レストアサービスは、価格より時計本体への愛着が強い方が申し込まれます。が、この価格なら新しいのを買った方がいいと思われる方も当然いらっしゃいます。そういう方は、どうせ新しいのを買うなら同価格帯のニューモデルをご購入されてもいいと思うんです。たとえばスリムケースと8角形ベゼルで人気の『GA-2100』などですね。ところが、皆さん律儀なほどオリジンのスクエアモデルを選ばれるんです。
やはり、5000系のものをずっとお使いいただいているとか、この形やデザイン、着け心地に非常に興味を持っていただいて、大変思い入れがあるようで、新しいものをお求めになられるとき、選ぶのは同じ系譜のモデルなんですね。
で、また面白いのが、10月にオリジン初期カラーのリバイバルモデルとしてブルーの『DW-5600RB-2JF』とカーキの『DW-5600RB-3JF』、11月にイエローの『DW-5600REC-9JF』が発売されました。すると、これらに人気が集中したんです。
これは本当に偶然ですが、マーケティング的側面からは、レストア企画とリバイバルモデルのリリースが上手く連動できたといえるかもしれません。当時のユーザーの方々が今またオリジンを欲しくなってご購入いただいたということが見て取れますよね。
これは人間の根本に関わるところでもあるんじゃないでしょうか。あの時買えなかったけど今なら買えるとか、かつて使っていた頃が懐かしくて買っちゃうとか。自分の人生を振り返りたくなるんですよね。
―――分かります。私も、子どもの頃作ったプラモデルが今でも売っていたりすると買っちゃいますもん。でもね、本当はプラモデル本体より、そのプラモデルに投影されたあの頃の自分を求めているんですよね。思い出を買うというか、自分の時間を取り戻すというか。ちょっとしたタイムスリップですよ。
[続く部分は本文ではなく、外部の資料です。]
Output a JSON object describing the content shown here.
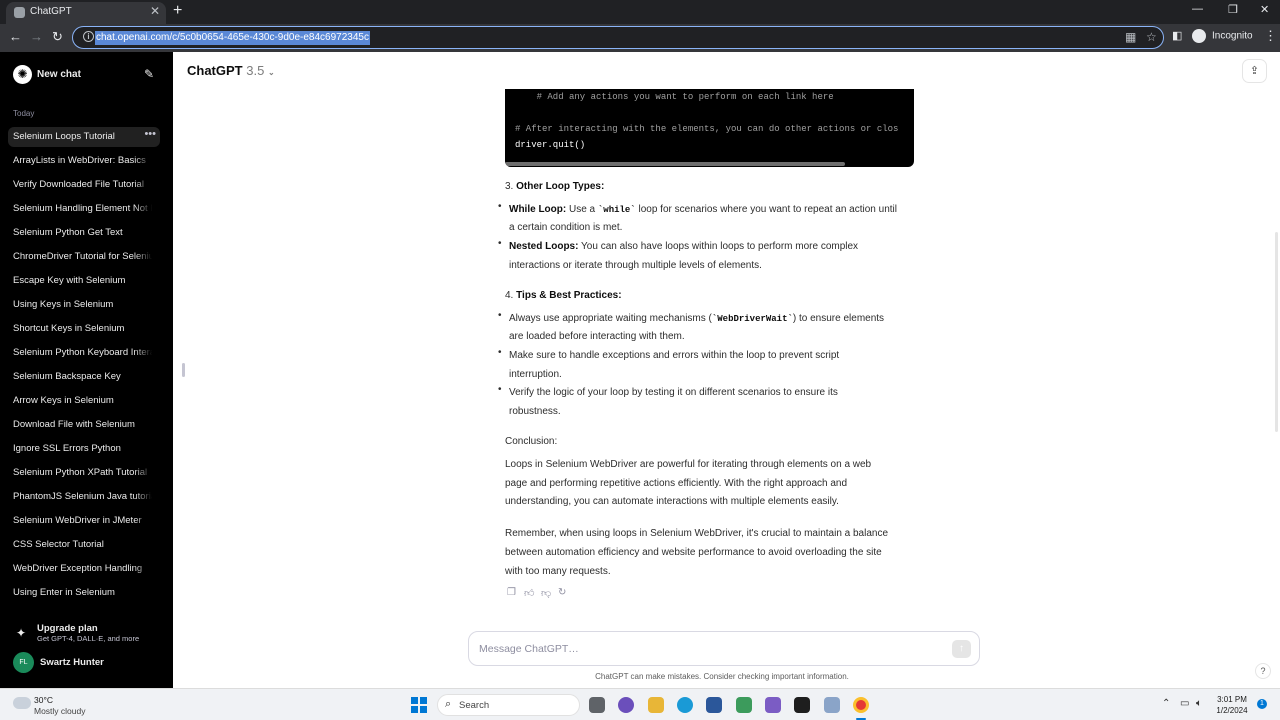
{
  "browser": {
    "tab_title": "ChatGPT",
    "tab_close": "✕",
    "new_tab": "+",
    "url": "chat.openai.com/c/5c0b0654-465e-430c-9d0e-e84c6972345c",
    "incognito_label": "Incognito",
    "window_min": "—",
    "window_max": "❐",
    "window_close": "✕"
  },
  "sidebar": {
    "new_chat_label": "New chat",
    "section_label": "Today",
    "history": [
      {
        "label": "Selenium Loops Tutorial",
        "active": true
      },
      {
        "label": "ArrayLists in WebDriver: Basics"
      },
      {
        "label": "Verify Downloaded File Tutorial"
      },
      {
        "label": "Selenium Handling Element Not F"
      },
      {
        "label": "Selenium Python Get Text"
      },
      {
        "label": "ChromeDriver Tutorial for Seleniu"
      },
      {
        "label": "Escape Key with Selenium"
      },
      {
        "label": "Using Keys in Selenium"
      },
      {
        "label": "Shortcut Keys in Selenium"
      },
      {
        "label": "Selenium Python Keyboard Intera"
      },
      {
        "label": "Selenium Backspace Key"
      },
      {
        "label": "Arrow Keys in Selenium"
      },
      {
        "label": "Download File with Selenium"
      },
      {
        "label": "Ignore SSL Errors Python"
      },
      {
        "label": "Selenium Python XPath Tutorial"
      },
      {
        "label": "PhantomJS Selenium Java tutoria"
      },
      {
        "label": "Selenium WebDriver in JMeter"
      },
      {
        "label": "CSS Selector Tutorial"
      },
      {
        "label": "WebDriver Exception Handling"
      },
      {
        "label": "Using Enter in Selenium"
      }
    ],
    "upgrade_title": "Upgrade plan",
    "upgrade_subtitle": "Get GPT-4, DALL·E, and more",
    "user_initials": "FL",
    "user_name": "Swartz Hunter"
  },
  "header": {
    "model_name": "ChatGPT",
    "model_version": "3.5"
  },
  "code_block": {
    "line1": "    # Add any actions you want to perform on each link here",
    "line2": "# After interacting with the elements, you can do other actions or clos",
    "line3": "driver.quit()"
  },
  "message": {
    "h3": "3. ",
    "h3_bold": "Other Loop Types:",
    "while_bold": "While Loop:",
    "while_a": " Use a ",
    "while_code": "`while`",
    "while_b": " loop for scenarios where you want to repeat an action until",
    "while_c": "a certain condition is met.",
    "nested_bold": "Nested Loops:",
    "nested_a": " You can also have loops within loops to perform more complex",
    "nested_b": "interactions or iterate through multiple levels of elements.",
    "h4": "4. ",
    "h4_bold": "Tips & Best Practices:",
    "tip1_a": "Always use appropriate waiting mechanisms (",
    "tip1_code": "`WebDriverWait`",
    "tip1_b": ") to ensure elements",
    "tip1_c": "are loaded before interacting with them.",
    "tip2_a": "Make sure to handle exceptions and errors within the loop to prevent script",
    "tip2_b": "interruption.",
    "tip3_a": "Verify the logic of your loop by testing it on different scenarios to ensure its",
    "tip3_b": "robustness.",
    "conclusion": "Conclusion:",
    "p1_a": "Loops in Selenium WebDriver are powerful for iterating through elements on a web",
    "p1_b": "page and performing repetitive actions efficiently. With the right approach and",
    "p1_c": "understanding, you can automate interactions with multiple elements easily.",
    "p2_a": "Remember, when using loops in Selenium WebDriver, it's crucial to maintain a balance",
    "p2_b": "between automation efficiency and website performance to avoid overloading the site",
    "p2_c": "with too many requests."
  },
  "composer": {
    "placeholder": "Message ChatGPT…",
    "disclaimer": "ChatGPT can make mistakes. Consider checking important information.",
    "help": "?"
  },
  "taskbar": {
    "weather_temp": "30°C",
    "weather_desc": "Mostly cloudy",
    "search_label": "Search",
    "time": "3:01 PM",
    "date": "1/2/2024",
    "notification_count": "1"
  },
  "colors": {
    "sidebar_bg": "#000000",
    "accent": "#0078d4"
  }
}
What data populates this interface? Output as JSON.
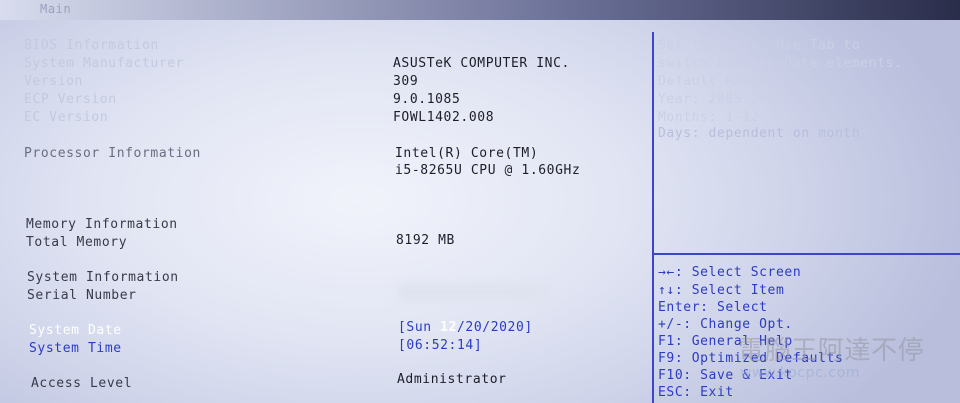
{
  "header": {
    "title": "Main"
  },
  "bios": {
    "section_info": "BIOS Information",
    "manufacturer_label": "System Manufacturer",
    "manufacturer_value": "ASUSTeK COMPUTER INC.",
    "version_label": "Version",
    "version_value": "309",
    "ecp_label": "ECP Version",
    "ecp_value": "9.0.1085",
    "ec_label": "EC Version",
    "ec_value": "FOWL1402.008"
  },
  "processor": {
    "label": "Processor Information",
    "line1": "Intel(R) Core(TM)",
    "line2": "i5-8265U CPU @ 1.60GHz"
  },
  "memory": {
    "section": "Memory Information",
    "total_label": "Total Memory",
    "total_value": "8192 MB"
  },
  "system": {
    "section": "System Information",
    "serial_label": "Serial Number"
  },
  "date": {
    "label": "System Date",
    "open": "[Sun ",
    "month_selected": "12",
    "rest": "/20/2020]"
  },
  "time": {
    "label": "System Time",
    "value": "[06:52:14]"
  },
  "access": {
    "label": "Access Level",
    "value": "Administrator"
  },
  "help_text": [
    "Set the Date. Use Tab to",
    "switch between Date elements.",
    "Default Ranges:",
    "Year: 2005-2099",
    "Months: 1-12",
    "Days: dependent on month"
  ],
  "keys": [
    "→←: Select Screen",
    "↑↓: Select Item",
    "Enter: Select",
    "+/-: Change Opt.",
    "F1: General Help",
    "F9: Optimized Defaults",
    "F10: Save & Exit",
    "ESC: Exit"
  ],
  "watermark": {
    "text": "電腦王阿達不停",
    "sub": "www.kocpc.com"
  },
  "colors": {
    "accent": "#2c3bc4",
    "divider": "#3b46c8",
    "selected": "#ffffff"
  }
}
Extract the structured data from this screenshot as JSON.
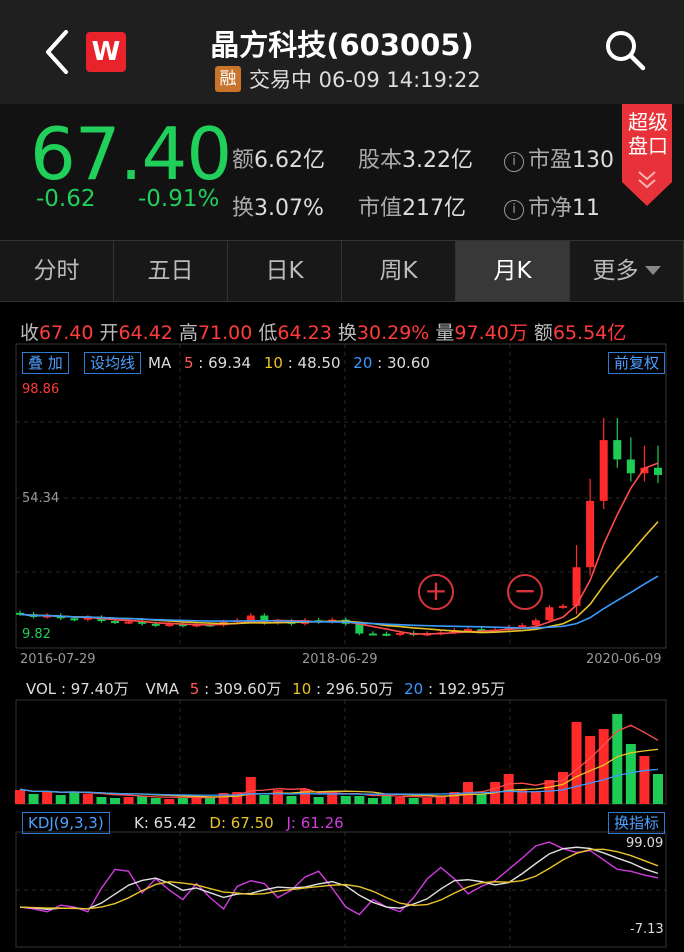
{
  "header": {
    "logo_text": "W",
    "title": "晶方科技(603005)",
    "margin_badge": "融",
    "status": "交易中 06-09 14:19:22"
  },
  "quote": {
    "price": "67.40",
    "change": "-0.62",
    "change_pct": "-0.91%",
    "amount_label": "额",
    "amount": "6.62亿",
    "turnover_label": "换",
    "turnover": "3.07%",
    "shares_label": "股本",
    "shares": "3.22亿",
    "mktcap_label": "市值",
    "mktcap": "217亿",
    "pe_label": "市盈",
    "pe": "130",
    "pb_label": "市净",
    "pb": "11",
    "super_panel": "超级盘口",
    "colors": {
      "down": "#20d05a",
      "up": "#ff3b3b"
    }
  },
  "tabs": [
    {
      "label": "分时"
    },
    {
      "label": "五日"
    },
    {
      "label": "日K"
    },
    {
      "label": "周K"
    },
    {
      "label": "月K",
      "active": true
    },
    {
      "label": "更多"
    }
  ],
  "kline": {
    "ohlc": {
      "close_label": "收",
      "close": "67.40",
      "open_label": "开",
      "open": "64.42",
      "high_label": "高",
      "high": "71.00",
      "low_label": "低",
      "low": "64.23",
      "turn_label": "换",
      "turn": "30.29%",
      "vol_label": "量",
      "vol": "97.40万",
      "amt_label": "额",
      "amt": "65.54亿"
    },
    "overlay_button": "叠 加",
    "set_ma_button": "设均线",
    "restore_button": "前复权",
    "ma": {
      "label": "MA",
      "ma5_key": "5",
      "ma5": "69.34",
      "ma10_key": "10",
      "ma10": "48.50",
      "ma20_key": "20",
      "ma20": "30.60"
    },
    "y_max": "98.86",
    "y_mid": "54.34",
    "y_min": "9.82",
    "dates": [
      "2016-07-29",
      "2018-06-29",
      "2020-06-09"
    ],
    "zoom_in": "+",
    "zoom_out": "−"
  },
  "volume": {
    "label": "VOL",
    "value": "97.40万",
    "vma_label": "VMA",
    "v5_key": "5",
    "v5": "309.60万",
    "v10_key": "10",
    "v10": "296.50万",
    "v20_key": "20",
    "v20": "192.95万"
  },
  "kdj": {
    "label": "KDJ(9,3,3)",
    "k": "K: 65.42",
    "d": "D: 67.50",
    "j": "J: 61.26",
    "switch_button": "换指标",
    "max": "99.09",
    "min": "-7.13"
  }
}
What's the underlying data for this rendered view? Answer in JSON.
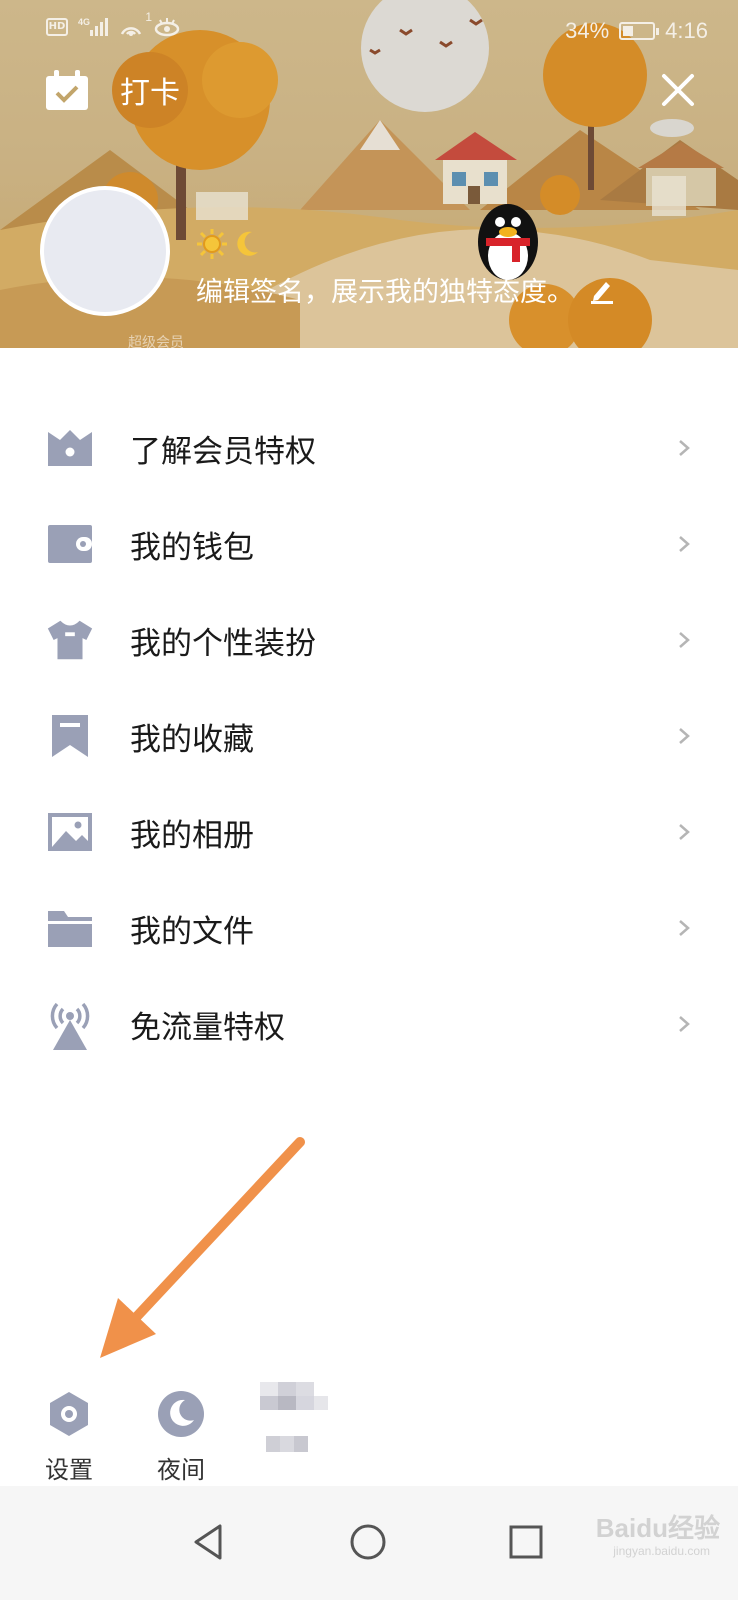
{
  "status_bar": {
    "network": "4G",
    "notification_count": "1",
    "battery": "34%",
    "battery_level": 0.34,
    "time": "4:16"
  },
  "header": {
    "checkin_label": "打卡",
    "signature": "编辑签名，展示我的独特态度。",
    "bottom_watermark_text": "超级会员"
  },
  "menu": {
    "items": [
      {
        "label": "了解会员特权",
        "icon": "vip-crown-icon"
      },
      {
        "label": "我的钱包",
        "icon": "wallet-icon"
      },
      {
        "label": "我的个性装扮",
        "icon": "tshirt-icon"
      },
      {
        "label": "我的收藏",
        "icon": "bookmark-icon"
      },
      {
        "label": "我的相册",
        "icon": "image-icon"
      },
      {
        "label": "我的文件",
        "icon": "folder-icon"
      },
      {
        "label": "免流量特权",
        "icon": "signal-tower-icon"
      }
    ]
  },
  "bottom_actions": {
    "settings_label": "设置",
    "night_label": "夜间"
  },
  "watermark": {
    "brand": "Baidu经验",
    "url": "jingyan.baidu.com"
  },
  "colors": {
    "icon_gray": "#9aa0b6",
    "annotation_arrow": "#f0914a",
    "text_primary": "#1a1a1a"
  }
}
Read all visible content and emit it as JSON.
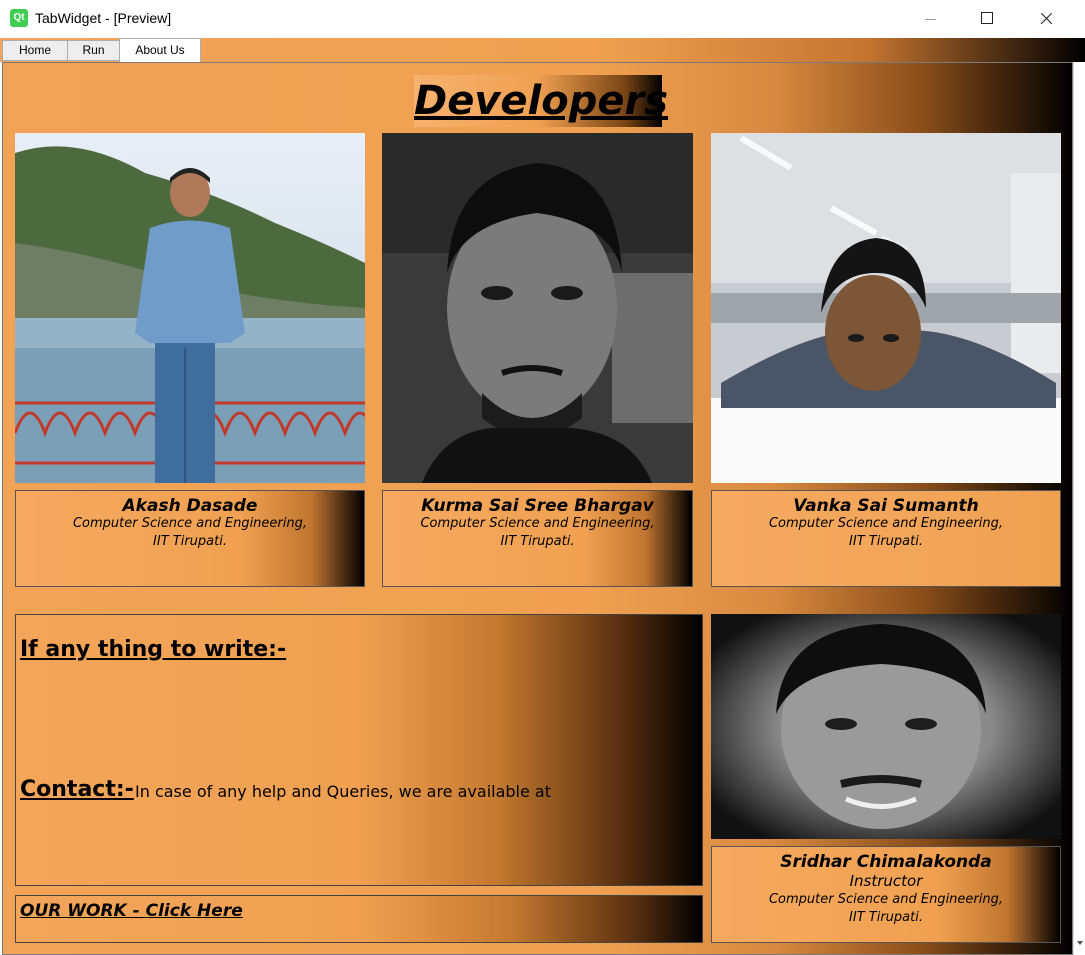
{
  "window": {
    "app_icon": "Qt",
    "title": "TabWidget - [Preview]"
  },
  "tabs": [
    {
      "label": "Home",
      "active": false
    },
    {
      "label": "Run",
      "active": false
    },
    {
      "label": "About Us",
      "active": true
    }
  ],
  "about": {
    "heading": "Developers",
    "developers": [
      {
        "name": "Akash Dasade",
        "dept": "Computer Science and Engineering,",
        "inst": "IIT Tirupati."
      },
      {
        "name": "Kurma Sai Sree Bhargav",
        "dept": "Computer Science and Engineering,",
        "inst": "IIT Tirupati."
      },
      {
        "name": "Vanka Sai Sumanth",
        "dept": "Computer Science and Engineering,",
        "inst": "IIT Tirupati."
      }
    ],
    "write_label": "If any thing to write:-",
    "contact_label": "Contact:-",
    "contact_text": "In case of any help and Queries, we are available at",
    "work_link": "OUR WORK - Click Here",
    "instructor": {
      "name": "Sridhar Chimalakonda",
      "role": "Instructor",
      "dept": "Computer Science and Engineering,",
      "inst": "IIT Tirupati."
    }
  },
  "colors": {
    "panel_orange": "#f0a050",
    "panel_dark": "#000000"
  }
}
大林氏「今回のレストアサービスも、申し込まれている方やサイトを見に来てくださる方の8割は40代、50代です。当時持っていたもしくは使っていた人が来てくださる。ゆえに、ニューモデルよりオリジンに心惹かれる方が多いのかなと。これは非常に興味深い結果だと感じました」
―――スクエアモデルのG-SHOCKは、自分の記憶を呼び覚ます存在でもあるんですね。あぁ、話に夢中になって、久々に長い原稿になってしまいました(笑)。では最後に、読者の方々にメッセージをお願いします。
難波氏「G-SHOCKをここまで大事にしてくださってありがとうございます、というのがまずひとつ。もう、ずっと捨てずに持っていてください(笑)。我々も、さらにいいものを提供し続けていきたいと思っています」
大林氏「G-SHOCKはファンの皆様とともに歩んできたブランドだと、あらためて感じています。ファンの皆様のご期待に応えられるような商品、サービスなど、商品を長くご愛顧くださる皆様に感謝をお返しできる企画を今後も考えていきたいと思います。ぜひ、今後ともG-SHOCKをよろしくお願いいたします。
―――お二人とも、本日はありがとうございました。